Most Health Services, a New Jersey medical screening company, has been fined by the Pennsylvania Department of Environmental Protection for X-raying potential silicosis plaintiffs in motel parking lots without prior written authorization or the presence of a licensed medical practitioner. The company has appealed the $80,500 fine. The fine stems from allegations raised in silica litigation in Pennsylvania state courts that plaintiffs' counsel - in this case, Provost & Umphrey of Beaumont, Texas - improperly employed mass screening to recruit plaintiffs for the litigation.

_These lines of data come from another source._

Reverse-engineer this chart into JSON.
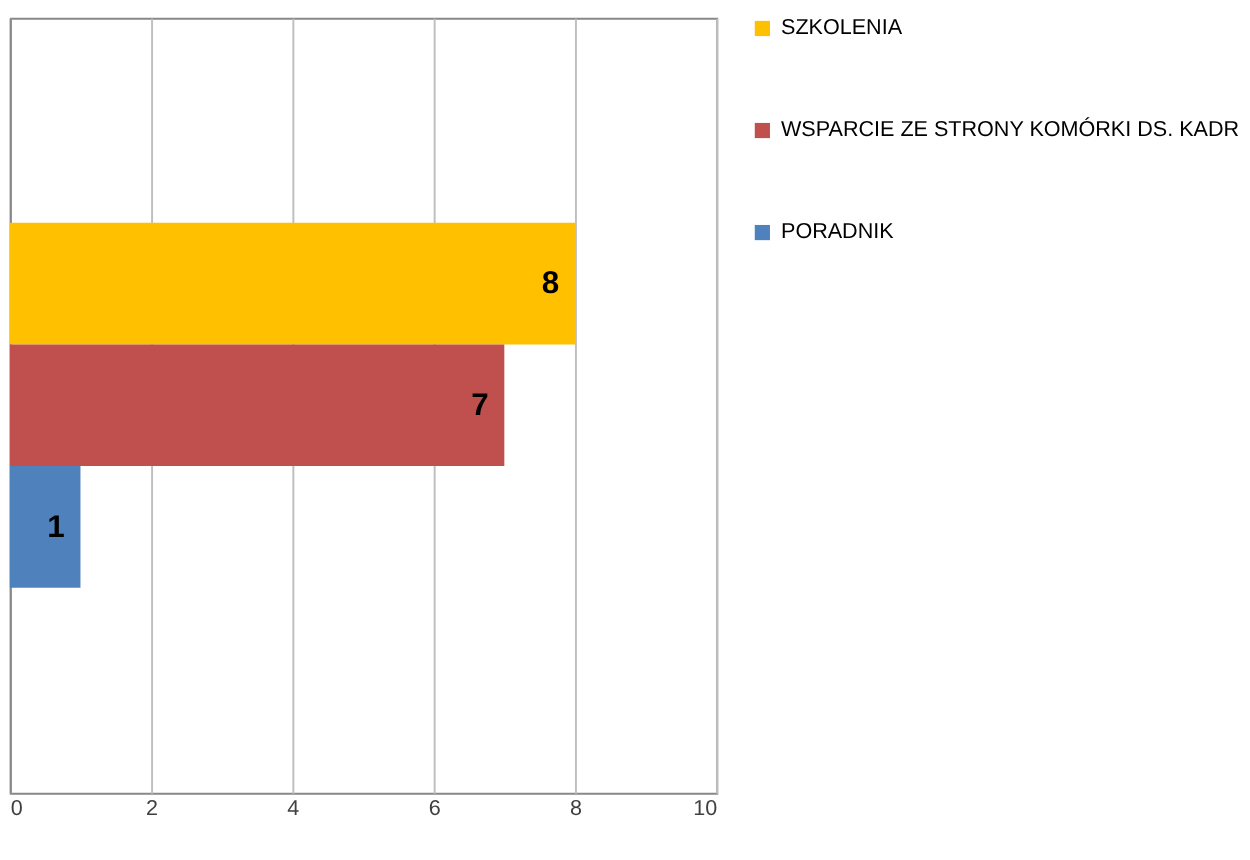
{
  "chart_data": {
    "type": "bar",
    "orientation": "horizontal",
    "categories": [
      null
    ],
    "series": [
      {
        "name": "SZKOLENIA",
        "color": "#ffc000",
        "values": [
          8
        ]
      },
      {
        "name": "WSPARCIE ZE STRONY KOMÓRKI DS. KADR",
        "color": "#c0504d",
        "values": [
          7
        ]
      },
      {
        "name": "PORADNIK",
        "color": "#4f81bd",
        "values": [
          1
        ]
      }
    ],
    "xlim": [
      0,
      10
    ],
    "xticks": [
      0,
      2,
      4,
      6,
      8,
      10
    ],
    "grid": "x",
    "legend": "right",
    "data_labels": true
  }
}
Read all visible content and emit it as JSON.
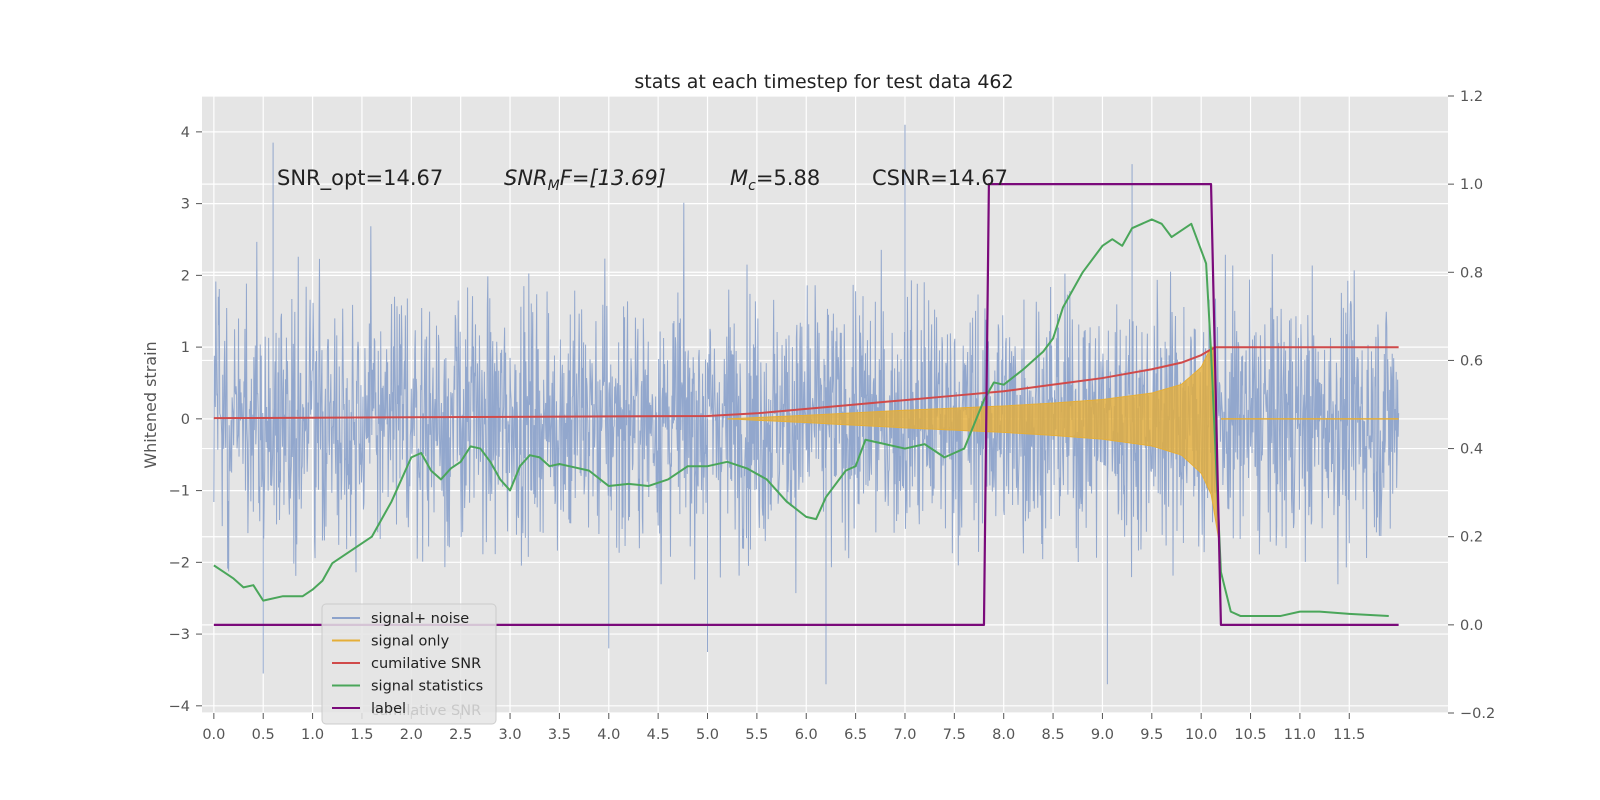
{
  "chart_data": {
    "type": "line",
    "title": "stats at each timestep for test data 462",
    "ylabel": "Whitened strain",
    "ylabel_right": "",
    "xlim": [
      -0.12,
      12.5
    ],
    "ylim": [
      -4.1,
      4.5
    ],
    "ylim_right": [
      -0.2,
      1.2
    ],
    "x_ticks": [
      "0.0",
      "0.5",
      "1.0",
      "1.5",
      "2.0",
      "2.5",
      "3.0",
      "3.5",
      "4.0",
      "4.5",
      "5.0",
      "5.5",
      "6.0",
      "6.5",
      "7.0",
      "7.5",
      "8.0",
      "8.5",
      "9.0",
      "9.5",
      "10.0",
      "10.5",
      "11.0",
      "11.5"
    ],
    "y_ticks": [
      "4",
      "3",
      "2",
      "1",
      "0",
      "−1",
      "−2",
      "−3",
      "−4"
    ],
    "y_ticks_right": [
      "1.2",
      "1.0",
      "0.8",
      "0.6",
      "0.4",
      "0.2",
      "0.0",
      "−0.2"
    ],
    "grid": true,
    "legend_position": "lower-left",
    "annotations": [
      {
        "id": "snr-opt",
        "text": "SNR_opt=14.67"
      },
      {
        "id": "snr-mf",
        "text": "SNR_MF=[13.69]",
        "base": "SNR",
        "sub": "M",
        "rest": "F=[13.69]"
      },
      {
        "id": "mc",
        "text": "M_c=5.88",
        "base": "M",
        "sub": "c",
        "rest": "=5.88"
      },
      {
        "id": "csnr",
        "text": "CSNR=14.67"
      }
    ],
    "series": [
      {
        "name": "signal+ noise",
        "axis": "left",
        "color": "#8da3cb",
        "description": "dense whitened strain noise between x=0 and x=12, amplitude mostly within ±2.5, peaks to about ±4",
        "x_range": [
          0.0,
          12.0
        ],
        "typical_amplitude": 2.2,
        "extreme_points": [
          [
            0.6,
            3.85
          ],
          [
            7.0,
            4.1
          ],
          [
            9.3,
            3.55
          ],
          [
            0.5,
            -3.55
          ],
          [
            6.2,
            -3.7
          ],
          [
            9.05,
            -3.7
          ],
          [
            4.0,
            -3.2
          ],
          [
            5.0,
            -3.25
          ]
        ]
      },
      {
        "name": "signal only",
        "axis": "left",
        "color": "#e5ae38",
        "description": "chirp envelope growing from zero near x=5.2 to about ±1.0 at x=10.1, then ringdown to zero",
        "envelope": [
          [
            5.2,
            0.0
          ],
          [
            6.0,
            0.05
          ],
          [
            7.0,
            0.12
          ],
          [
            8.0,
            0.18
          ],
          [
            8.5,
            0.22
          ],
          [
            9.0,
            0.27
          ],
          [
            9.5,
            0.36
          ],
          [
            9.8,
            0.48
          ],
          [
            10.0,
            0.72
          ],
          [
            10.1,
            1.0
          ],
          [
            10.15,
            -1.7
          ],
          [
            10.2,
            0.0
          ],
          [
            12.0,
            0.0
          ]
        ]
      },
      {
        "name": "cumilative SNR",
        "axis": "right",
        "color": "#d04a4a",
        "x": [
          0.0,
          1.0,
          2.0,
          3.0,
          4.0,
          5.0,
          5.5,
          6.0,
          6.5,
          7.0,
          7.5,
          8.0,
          8.5,
          9.0,
          9.5,
          9.8,
          10.0,
          10.1,
          10.15,
          12.0
        ],
        "y": [
          0.469,
          0.47,
          0.471,
          0.472,
          0.473,
          0.474,
          0.48,
          0.49,
          0.5,
          0.51,
          0.52,
          0.53,
          0.545,
          0.56,
          0.58,
          0.595,
          0.612,
          0.625,
          0.63,
          0.63
        ]
      },
      {
        "name": "signal statistics",
        "axis": "right",
        "color": "#4aa65a",
        "x": [
          0.0,
          0.1,
          0.2,
          0.3,
          0.4,
          0.5,
          0.7,
          0.9,
          1.0,
          1.1,
          1.2,
          1.4,
          1.6,
          1.8,
          2.0,
          2.1,
          2.2,
          2.3,
          2.4,
          2.5,
          2.6,
          2.7,
          2.8,
          2.9,
          3.0,
          3.1,
          3.2,
          3.3,
          3.4,
          3.5,
          3.6,
          3.8,
          4.0,
          4.2,
          4.4,
          4.6,
          4.8,
          5.0,
          5.2,
          5.4,
          5.6,
          5.8,
          6.0,
          6.1,
          6.2,
          6.4,
          6.5,
          6.6,
          6.8,
          7.0,
          7.2,
          7.4,
          7.5,
          7.6,
          7.8,
          7.9,
          8.0,
          8.2,
          8.3,
          8.4,
          8.5,
          8.6,
          8.8,
          9.0,
          9.1,
          9.2,
          9.3,
          9.4,
          9.5,
          9.6,
          9.7,
          9.8,
          9.9,
          10.0,
          10.05,
          10.1,
          10.2,
          10.3,
          10.4,
          10.5,
          10.8,
          11.0,
          11.2,
          11.5,
          11.9
        ],
        "y": [
          0.135,
          0.12,
          0.105,
          0.085,
          0.09,
          0.055,
          0.065,
          0.065,
          0.08,
          0.1,
          0.14,
          0.17,
          0.2,
          0.28,
          0.38,
          0.39,
          0.35,
          0.33,
          0.355,
          0.37,
          0.405,
          0.4,
          0.37,
          0.33,
          0.305,
          0.36,
          0.385,
          0.38,
          0.36,
          0.365,
          0.36,
          0.35,
          0.315,
          0.32,
          0.315,
          0.33,
          0.36,
          0.36,
          0.37,
          0.355,
          0.33,
          0.28,
          0.245,
          0.24,
          0.29,
          0.35,
          0.36,
          0.42,
          0.41,
          0.4,
          0.41,
          0.38,
          0.39,
          0.4,
          0.51,
          0.55,
          0.545,
          0.58,
          0.6,
          0.62,
          0.65,
          0.72,
          0.8,
          0.86,
          0.875,
          0.86,
          0.9,
          0.91,
          0.92,
          0.91,
          0.88,
          0.895,
          0.91,
          0.85,
          0.82,
          0.62,
          0.12,
          0.03,
          0.02,
          0.02,
          0.02,
          0.03,
          0.03,
          0.025,
          0.02
        ]
      },
      {
        "name": "label",
        "axis": "right",
        "color": "#7a0a7a",
        "x": [
          0.0,
          7.8,
          7.85,
          10.1,
          10.2,
          12.0
        ],
        "y": [
          0.0,
          0.0,
          1.0,
          1.0,
          0.0,
          0.0
        ]
      }
    ],
    "legend_entries": [
      "signal+ noise",
      "signal only",
      "cumilative SNR",
      "signal statistics",
      "label"
    ],
    "legend_ghost_text": "cumilative SNR"
  }
}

This dispute is part of the continuing fallout form U.S. District Judge Janis Jack's 2005 ruling saying that most of the silicosis claims transferred to her for MDL management were without merit. See Peter Geier's article for The National Law Journal.
March 1, 2007
China Considers Vehicle Lemon Law
As if any further evidence were needed that the People's Republic of China is no longer a Third-World nation living on the fringe of the world's economy, China's Administration of Quality Supervison, Inspection, and Quarantine (AQSIQ) has proposed its own version of U.S. motor vehicle "lemon laws." The draft regulation gives extensive protection to personal vehicle purchasers and users. Vehicle manufacturers and dealers have expressed strong objections to the proposal. A date for implementation of the draft regulation has not yet been determined. See the story from Smith & Partners, Hong Kong.